Ferroviária conquista acesso no caldeirão do sertão paraibano
Com a vantagem do empate, a Locomotiva partiu para a decisão no Vale dos Dinossauros, como é conhecida a cidade de Sousa, de 67.259 habitantes, segundo o Censo do IBGE (2022). A estratégia foi reservar hospedagem em Sousa, mas ficar alojada em Cajazeiras, a 44 quilômetros do caldeirão do Estádio Antônio Marques da Silva Mariz, o Marizão.

A semana da decisão foi agitada pelo presidente Aldeone Abrantes, do Sousa EC, que alegava assédio por parte da Ferroviária sobre o atacante Luís Henrique com propostas para ele deixar o clube paraibano. Também houve agressão a um torcedor afeano, que viajou por conta própria ao sertão da Paraíba.
Domingo, 3 de setembro de 2023, a bola rolou exatamente às 15h no Marizão. Logo aos 4 minutos, o volante Xavier acertou na pequena área adversária um chute de canhota no ângulo esquerdo de Igor Leonardo, colocando a Locomotiva à frente do placar: Sousa 0 x 1 AFE e vantagem grená por 2 a 0 no agregado.
Com poucas chances de ambos os lados, a primeira etapa caminhava para o final quando o atacante Luís Henrique, protagonista da polêmica provocada por Aldeone, marcou o gol de empate para o Sousa em cobrança de falta pelo lado esquerdo, aos 42 minutos: 1 a 1.
Na volta do intervalo, mesmo empurrado pela torcida, o Sousa pouco criou contra o bloqueio esquematizado pelo técnico afeano, Alexandre Lopes. A chance mais clara da virada surgiu aos 52 minutos: Gustavo recebeu livre na direita e mandou para fora a possibilidade de colocar o Dino na decisão de penalidades.
Com o apito final de Marcelo de Lima Henrique, o goleiro Saulo levou os companheiros para os vestiários, local seguro para as comemorações e sem provocar a ira dos torcedores rivais.
O time do acesso na Paraíba: Saulo; Lucas Rodrigues, Ronaldo Alves, Maílson (Gustavo Medina) e Vitor Ricardo (Chico Bala); Pablo Gabriel, Xavier (Judá Aguiar), Paulinho Santos e Thomaz (Antônio); Vitor Barreto (Alysson Dutra) e Pilar.

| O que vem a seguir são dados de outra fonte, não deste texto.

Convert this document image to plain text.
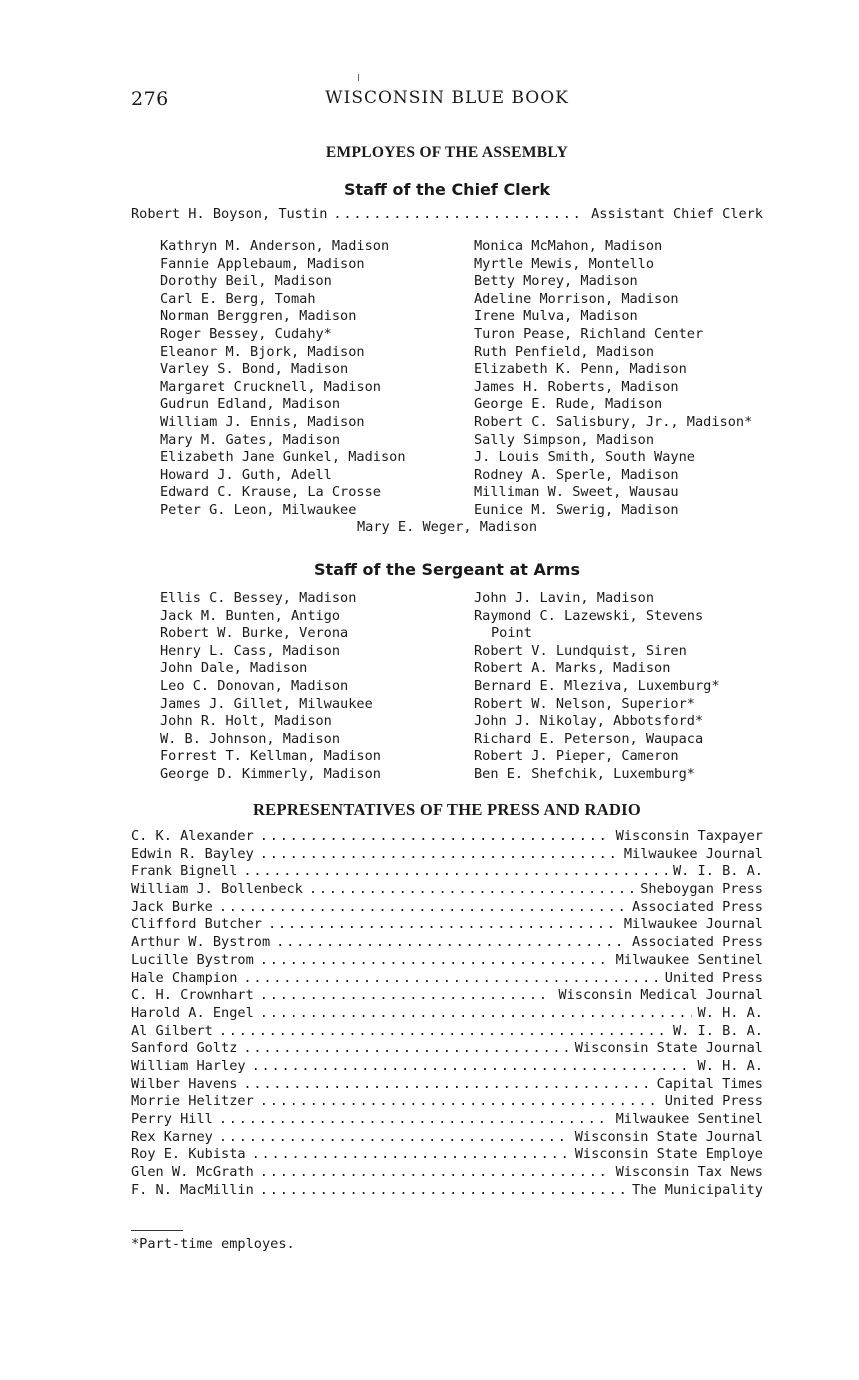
276	WISCONSIN BLUE BOOK
EMPLOYES OF THE ASSEMBLY
Staff of the Chief Clerk
Robert H. Boyson, Tustin . . .	Assistant Chief Clerk
Kathryn M. Anderson, Madison
Fannie Applebaum, Madison
Dorothy Beil, Madison
Carl E. Berg, Tomah
Norman Berggren, Madison
Roger Bessey, Cudahy*
Eleanor M. Bjork, Madison
Varley S. Bond, Madison
Margaret Crucknell, Madison
Gudrun Edland, Madison
William J. Ennis, Madison
Mary M. Gates, Madison
Elizabeth Jane Gunkel, Madison
Howard J. Guth, Adell
Edward C. Krause, La Crosse
Peter G. Leon, Milwaukee
Monica McMahon, Madison
Myrtle Mewis, Montello
Betty Morey, Madison
Adeline Morrison, Madison
Irene Mulva, Madison
Turon Pease, Richland Center
Ruth Penfield, Madison
Elizabeth K. Penn, Madison
James H. Roberts, Madison
George E. Rude, Madison
Robert C. Salisbury, Jr., Madison*
Sally Simpson, Madison
J. Louis Smith, South Wayne
Rodney A. Sperle, Madison
Milliman W. Sweet, Wausau
Eunice M. Swerig, Madison
Mary E. Weger, Madison
Staff of the Sergeant at Arms
Ellis C. Bessey, Madison
Jack M. Bunten, Antigo
Robert W. Burke, Verona
Henry L. Cass, Madison
John Dale, Madison
Leo C. Donovan, Madison
James J. Gillet, Milwaukee
John R. Holt, Madison
W. B. Johnson, Madison
Forrest T. Kellman, Madison
George D. Kimmerly, Madison
John J. Lavin, Madison
Raymond C. Lazewski, Stevens
Point
Robert V. Lundquist, Siren
Robert A. Marks, Madison
Bernard E. Mleziva, Luxemburg*
Robert W. Nelson, Superior*
John J. Nikolay, Abbotsford*
Richard E. Peterson, Waupaca
Robert J. Pieper, Cameron
Ben E. Shefchik, Luxemburg*
REPRESENTATIVES OF THE PRESS AND RADIO
C. K. Alexander . . .	Wisconsin Taxpayer
Edwin R. Bayley . . .	Milwaukee Journal
Frank Bignell . . .	W. I. B. A.
William J. Bollenbeck . . .	Sheboygan Press
Jack Burke . . .	Associated Press
Clifford Butcher . . .	Milwaukee Journal
Arthur W. Bystrom . . .	Associated Press
Lucille Bystrom . . .	Milwaukee Sentinel
Hale Champion . . .	United Press
C. H. Crownhart . . .	Wisconsin Medical Journal
Harold A. Engel . . .	W. H. A.
Al Gilbert . . .	W. I. B. A.
Sanford Goltz . . .	Wisconsin State Journal
William Harley . . .	W. H. A.
Wilber Havens . . .	Capital Times
Morrie Helitzer . . .	United Press
Perry Hill . . .	Milwaukee Sentinel
Rex Karney . . .	Wisconsin State Journal
Roy E. Kubista . . .	Wisconsin State Employe
Glen W. McGrath . . .	Wisconsin Tax News
F. N. MacMillin . . .	The Municipality
*Part-time employes.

A acesso aliviou um pouco a tristeza da torcida afeana, que viu no primeiro semestre desse ano a equipe ser rebaixada do Paulistão após disputar oito campeonatos seguidos (2016 a 2023).

Ferroviária exorciza fantasmas e conquista acesso ao vencer decisão na Fonte
O segundo acesso consecutivo no âmbito nacional na história da Locomotiva consolidou-se com a vitória diante do Ypiranga-RS por 4 a 2, no sábado, 5 de outubro de 2024, véspera da eleição municipal, no Estádio Fonte Luminosa com 7.130 pagantes. Em 2023, o acesso da Série D para a Série C havia ocorrido no sertão da Paraíba, em Sousa, contra o Sousa, com empate por 1 a 1.
Ao longo de sua história, foram raras as oportunidades em que a Ferroviária deu alegrias ao torcedor em partidas decisivas disputadas na Fonte Luminosa. Diversos títulos e acessos foram conquistados fora de Araraquara. Algumas exceções recentes ocorreram em 2007 (acesso para a A2 do Paulista), 2015 (jogo de entrega da taça da A2 e acesso ao Paulistão A1) e em 2017 (título da Copa Paulista após disputa nos pênaltis). Em 2024, mais uma festa em casa.
75 anos de lutas e conquistas
Desde a fundação – 12 de abril de 1950 – a Ferroviária passa por mudanças administrativas. Surgiu como clube empresa tendo no corpo associativo funcionários da Estrada de Ferro e também diretores oriundos da ferroviária. A partir dos anos 1970, a direção e o quadro social envolveu toda a sociedade civil araraquarense. No começo do século o clube se tornou uma Sociedade Anônima – Ferroviária SA -, e mais recentemente em Sociedade Anônima Futebol, a SAF, primeiro com grupo de Saul Klein, e desde o final de 2022 com a gestão Bertolucci.
Vale destacar a visibilidade que o futebol feminino, com as “Guerreiras Grenás”, proporciona à marca do clube com conquistas estaduais, nacionais e internacionais.
Araraquara 208 anos merece aplausos, vibrações positivas da torcida grená e muitas vitórias da Locomotiva nos gramados e na comunidade.